Hampir setiap malam, mereka akan datang ke sini, mencari spot nyaman untuk menikmati alunan lagu yang dimainkan oleh para musisi jalanan. Di tempat ini mereka melepas penat yang mengungkung seharian, sejenak menanggalkan identitas palsu yang mereka bawa agar tetap bertahan hidup.

Tepatnya dua tahun lalu, ketika mereka masih hidup bersama di Bali, Baskara memutuskan untuk mengubah identitas mereka agar lebih sulit bagi Jeffrey untuk melacak keberadaan mereka. Bermodalkan koneksi dengan seorang kenalan yang ahli dalam persoalan menyediakan identitas palsu, Baskara menguras banyak tabungan demi mendapatkan kehidupan baru untuk dirinya dan Sabiru.

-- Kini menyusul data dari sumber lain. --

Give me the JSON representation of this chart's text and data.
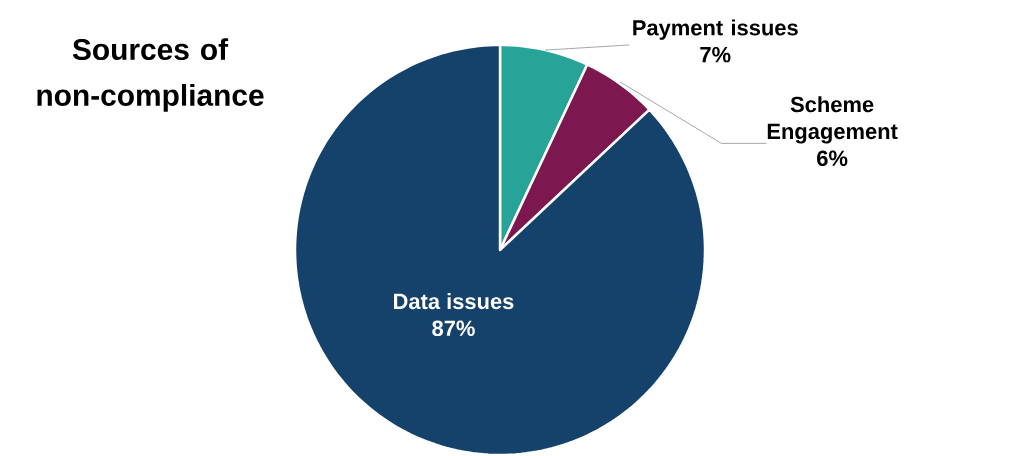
{
  "chart_data": {
    "type": "pie",
    "title": "Sources of non-compliance",
    "categories": [
      "Payment issues",
      "Scheme Engagement",
      "Data issues"
    ],
    "values": [
      7,
      6,
      87
    ],
    "value_labels": [
      "7%",
      "6%",
      "87%"
    ],
    "colors": [
      "#27a397",
      "#7c1750",
      "#14426a"
    ]
  }
}
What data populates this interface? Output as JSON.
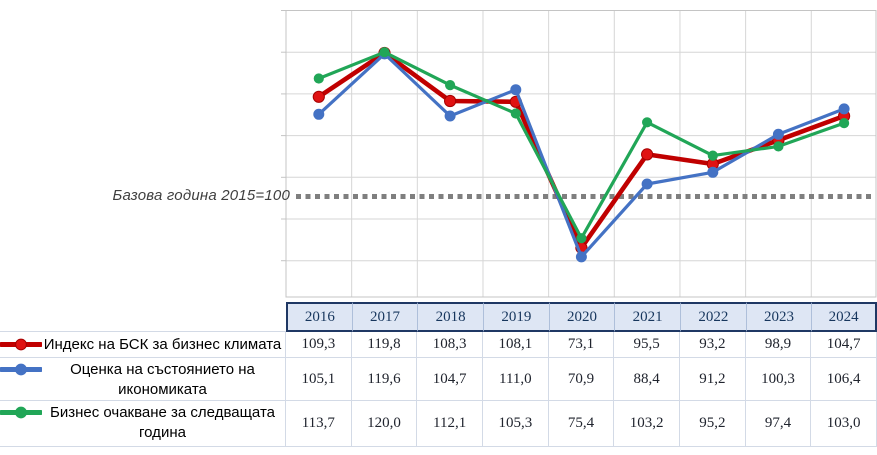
{
  "chart": {
    "baseline_label": "Базова година 2015=100",
    "colors": {
      "red": "#C00000",
      "red_marker": "#E01212",
      "blue": "#4472C4",
      "green": "#21A657",
      "grid": "#D6D6D6",
      "plot_border": "#C4C4C4",
      "baseline_dots": "#7F7F7F",
      "header_fill": "#DEE6F4",
      "header_border": "#1F3864",
      "header_text": "#17365D"
    }
  },
  "chart_data": {
    "type": "line",
    "categories": [
      "2016",
      "2017",
      "2018",
      "2019",
      "2020",
      "2021",
      "2022",
      "2023",
      "2024"
    ],
    "series": [
      {
        "name": "Индекс на БСК за бизнес климата",
        "color_key": "red",
        "values": [
          109.3,
          119.8,
          108.3,
          108.1,
          73.1,
          95.5,
          93.2,
          98.9,
          104.7
        ]
      },
      {
        "name": "Оценка на състоянието на икономиката",
        "color_key": "blue",
        "values": [
          105.1,
          119.6,
          104.7,
          111.0,
          70.9,
          88.4,
          91.2,
          100.3,
          106.4
        ]
      },
      {
        "name": "Бизнес очакване за следващата година",
        "color_key": "green",
        "values": [
          113.7,
          120.0,
          112.1,
          105.3,
          75.4,
          103.2,
          95.2,
          97.4,
          103.0
        ]
      }
    ],
    "annotations": [
      {
        "text": "Базова година 2015=100",
        "value": 100,
        "style": "dotted-gray-line"
      }
    ],
    "ylim": [
      60,
      130
    ],
    "grid_step": 10,
    "grid": true,
    "xlabel": "",
    "ylabel": "",
    "title": "",
    "legend_position": "table-left"
  },
  "table": {
    "years": [
      "2016",
      "2017",
      "2018",
      "2019",
      "2020",
      "2021",
      "2022",
      "2023",
      "2024"
    ],
    "rows": [
      {
        "label_lines": [
          "Индекс на БСК за бизнес климата"
        ],
        "series_key": "red",
        "values": [
          "109,3",
          "119,8",
          "108,3",
          "108,1",
          "73,1",
          "95,5",
          "93,2",
          "98,9",
          "104,7"
        ]
      },
      {
        "label_lines": [
          "Оценка на състоянието на",
          "икономиката"
        ],
        "series_key": "blue",
        "values": [
          "105,1",
          "119,6",
          "104,7",
          "111,0",
          "70,9",
          "88,4",
          "91,2",
          "100,3",
          "106,4"
        ]
      },
      {
        "label_lines": [
          "Бизнес очакване за следващата",
          "година"
        ],
        "series_key": "green",
        "values": [
          "113,7",
          "120,0",
          "112,1",
          "105,3",
          "75,4",
          "103,2",
          "95,2",
          "97,4",
          "103,0"
        ]
      }
    ]
  }
}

Abimanyu dan Anindia. Alih-alih sepasang kekasih, mereka menjelma menjadi saudara kandung yang merantau ke luar kota setelah kedua orang tua mereka tiada. Dua tahun menggunakan identitas itu, terbukti efektif karena Jeffrey sudah jarang menunjukkan tanda-tanda bahwa lelaki itu mulai berada di kota pemberhentian mereka.

Baskara menarik napas dalam-dalam, lalu kembali mengedarkan pandangan pada seluruh penjuru Malioboro yang selalu megah tiap malam.

Jogjakarta cantik, ia memiliki pesona yang tidak bisa ditemukan di kota-kota lain. Namun bagi Baskara yang sedang berusaha merawat lukanya agar lekas sembuh, segala keindahan yang ada di sana tak ubahnya angin lalu. Ia tampak, tapi tak cukup mampu untuk membuat Baskara sembuh.

“Mas Abi!”

Baskara menoleh kala suara jernih seorang perempuan memanggil. Senyum palsu lantas dia sunggingkan kala matanya menemukan sosok gadis berambut ikal sepunggung tengah melambaikan tangan ke arahnya. Namanya Kumala Lintang, putri pemilik rumah kontrakan tempat ia dan Sabiru tinggal selama tujuh bulan. Lintang berlarian menghampirinya. Kerumunan diterobos, penuh dengan semangat yang menggebu-gebu.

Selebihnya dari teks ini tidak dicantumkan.